Jefferson’s List, a startup hoping to change the way political campaign hire, just went live with its online platform.
Billed as the “Yelp for politics,” the startup raised a $380,000 seed round and has a four-person team working out of Philadelphia Media Network’s Project Liberty incubator.
Tthe site hopes to connect candidates with political professionals through a more transparent process. It comes loaded with info on $30 billion in political spending at federal, state and local levels. It also offers stats on operatives and former clients.
“We started with this idea in 2015 out of frustration that we can never find enough good talent for our races. We know they’re out there, but getting to the right people is hard,” said cofounder TJ Hurst, formerly with Philadelphia 3.0. “This is a $14-billion-a-year industry based on ‘I know a guy.'”
Cofounder Dan Siegel said the information allows newcomers to the political process to “gain an understanding of the industry that normally takes years to develop.”
The site will operate free for the rest of the year, with premium services rolling out in January.
Committee of Seventy CEO David Thornburgh knows of the project.
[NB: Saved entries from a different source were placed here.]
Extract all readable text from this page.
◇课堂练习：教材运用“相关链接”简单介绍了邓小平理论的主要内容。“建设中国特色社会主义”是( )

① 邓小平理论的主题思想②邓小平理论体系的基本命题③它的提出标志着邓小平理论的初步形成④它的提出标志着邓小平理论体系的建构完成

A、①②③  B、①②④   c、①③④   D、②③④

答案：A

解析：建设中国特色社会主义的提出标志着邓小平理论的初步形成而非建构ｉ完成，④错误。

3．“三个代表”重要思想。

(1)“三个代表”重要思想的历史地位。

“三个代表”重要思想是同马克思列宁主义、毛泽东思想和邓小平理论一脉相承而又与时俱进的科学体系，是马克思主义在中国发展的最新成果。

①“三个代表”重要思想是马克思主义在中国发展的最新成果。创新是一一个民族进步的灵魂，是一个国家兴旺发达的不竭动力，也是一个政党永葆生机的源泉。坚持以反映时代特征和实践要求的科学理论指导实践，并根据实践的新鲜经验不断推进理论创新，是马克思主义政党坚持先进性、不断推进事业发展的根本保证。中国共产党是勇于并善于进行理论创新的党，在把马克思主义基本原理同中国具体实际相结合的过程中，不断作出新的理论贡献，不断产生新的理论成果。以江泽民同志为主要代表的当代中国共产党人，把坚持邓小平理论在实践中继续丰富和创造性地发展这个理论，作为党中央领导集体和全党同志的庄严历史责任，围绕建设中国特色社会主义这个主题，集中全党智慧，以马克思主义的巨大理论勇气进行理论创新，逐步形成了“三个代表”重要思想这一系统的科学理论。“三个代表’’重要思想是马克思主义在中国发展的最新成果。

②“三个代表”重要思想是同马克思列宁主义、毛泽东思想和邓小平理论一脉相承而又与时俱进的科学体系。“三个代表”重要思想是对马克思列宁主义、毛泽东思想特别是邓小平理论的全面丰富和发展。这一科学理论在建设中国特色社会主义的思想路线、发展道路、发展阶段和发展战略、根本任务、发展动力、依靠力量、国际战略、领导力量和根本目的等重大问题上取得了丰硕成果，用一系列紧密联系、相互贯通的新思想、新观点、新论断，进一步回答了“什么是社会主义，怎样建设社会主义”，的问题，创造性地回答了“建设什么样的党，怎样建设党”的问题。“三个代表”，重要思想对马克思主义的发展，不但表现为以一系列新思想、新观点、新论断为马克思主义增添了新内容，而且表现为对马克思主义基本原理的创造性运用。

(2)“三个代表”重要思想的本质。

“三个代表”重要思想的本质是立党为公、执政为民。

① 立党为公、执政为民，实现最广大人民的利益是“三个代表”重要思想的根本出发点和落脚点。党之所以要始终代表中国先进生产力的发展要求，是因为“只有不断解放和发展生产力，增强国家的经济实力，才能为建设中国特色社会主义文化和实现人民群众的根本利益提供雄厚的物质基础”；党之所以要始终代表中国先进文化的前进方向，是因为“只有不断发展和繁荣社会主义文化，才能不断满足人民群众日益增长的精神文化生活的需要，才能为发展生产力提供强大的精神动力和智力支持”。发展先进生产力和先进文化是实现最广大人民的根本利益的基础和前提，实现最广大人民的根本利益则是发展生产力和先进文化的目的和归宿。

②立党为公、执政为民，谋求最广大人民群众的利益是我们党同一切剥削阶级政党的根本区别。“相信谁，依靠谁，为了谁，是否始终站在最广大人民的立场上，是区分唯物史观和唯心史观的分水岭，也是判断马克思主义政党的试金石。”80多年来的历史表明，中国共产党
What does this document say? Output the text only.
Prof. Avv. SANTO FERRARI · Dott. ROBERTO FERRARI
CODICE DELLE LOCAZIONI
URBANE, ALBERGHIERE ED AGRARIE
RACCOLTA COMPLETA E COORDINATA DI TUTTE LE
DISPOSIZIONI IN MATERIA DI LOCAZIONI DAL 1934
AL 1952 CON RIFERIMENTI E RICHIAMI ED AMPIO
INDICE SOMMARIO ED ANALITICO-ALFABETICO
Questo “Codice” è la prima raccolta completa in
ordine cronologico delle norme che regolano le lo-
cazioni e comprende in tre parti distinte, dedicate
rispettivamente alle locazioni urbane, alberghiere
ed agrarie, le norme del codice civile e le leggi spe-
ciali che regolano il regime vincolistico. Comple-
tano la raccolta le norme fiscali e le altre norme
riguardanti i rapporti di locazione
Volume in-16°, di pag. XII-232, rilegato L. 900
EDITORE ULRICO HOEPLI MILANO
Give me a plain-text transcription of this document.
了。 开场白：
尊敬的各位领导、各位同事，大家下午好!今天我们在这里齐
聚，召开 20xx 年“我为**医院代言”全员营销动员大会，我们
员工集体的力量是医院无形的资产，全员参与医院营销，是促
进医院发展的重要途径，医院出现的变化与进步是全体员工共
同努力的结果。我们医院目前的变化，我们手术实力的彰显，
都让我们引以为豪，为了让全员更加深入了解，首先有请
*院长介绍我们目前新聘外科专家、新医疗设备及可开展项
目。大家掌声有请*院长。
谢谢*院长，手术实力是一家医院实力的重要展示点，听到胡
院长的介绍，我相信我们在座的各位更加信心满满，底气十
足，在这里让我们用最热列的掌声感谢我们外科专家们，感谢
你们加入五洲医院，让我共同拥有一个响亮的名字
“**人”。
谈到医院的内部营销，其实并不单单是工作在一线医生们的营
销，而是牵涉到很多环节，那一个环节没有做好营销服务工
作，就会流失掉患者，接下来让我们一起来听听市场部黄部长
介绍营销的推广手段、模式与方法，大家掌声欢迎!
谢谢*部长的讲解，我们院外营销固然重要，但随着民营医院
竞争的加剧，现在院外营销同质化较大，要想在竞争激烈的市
It aligns with his organization’s end goal: opening up the process of running for office to those not in the know.
“In order to do so, you need people to know how to put their money to work, and know who’s credible and who’s a flim flam artist,” said Thornburgh, a former professor of cofounder Hurst at Penn’s Fels Institute.
The policy expert sees a challenge for the startup being market education. “They have a lot of explaining to do, and educating folks takes time and money,” Thornburgh said.
Though he’s hopeful about their premise, Thornburgh said Jefferson’s List must also overcome push-back from political operatives who would benefit from the status quo.
“It’s very much a who-do-you-know, whisper-down-the-lane kind of industry,” Thornburgh said. “Generally, when you hire one person, they’ll tell your they know another perfect person to hire. That’s how it’s operated. And the industry will resist [change] because it’s worked pretty well for them.”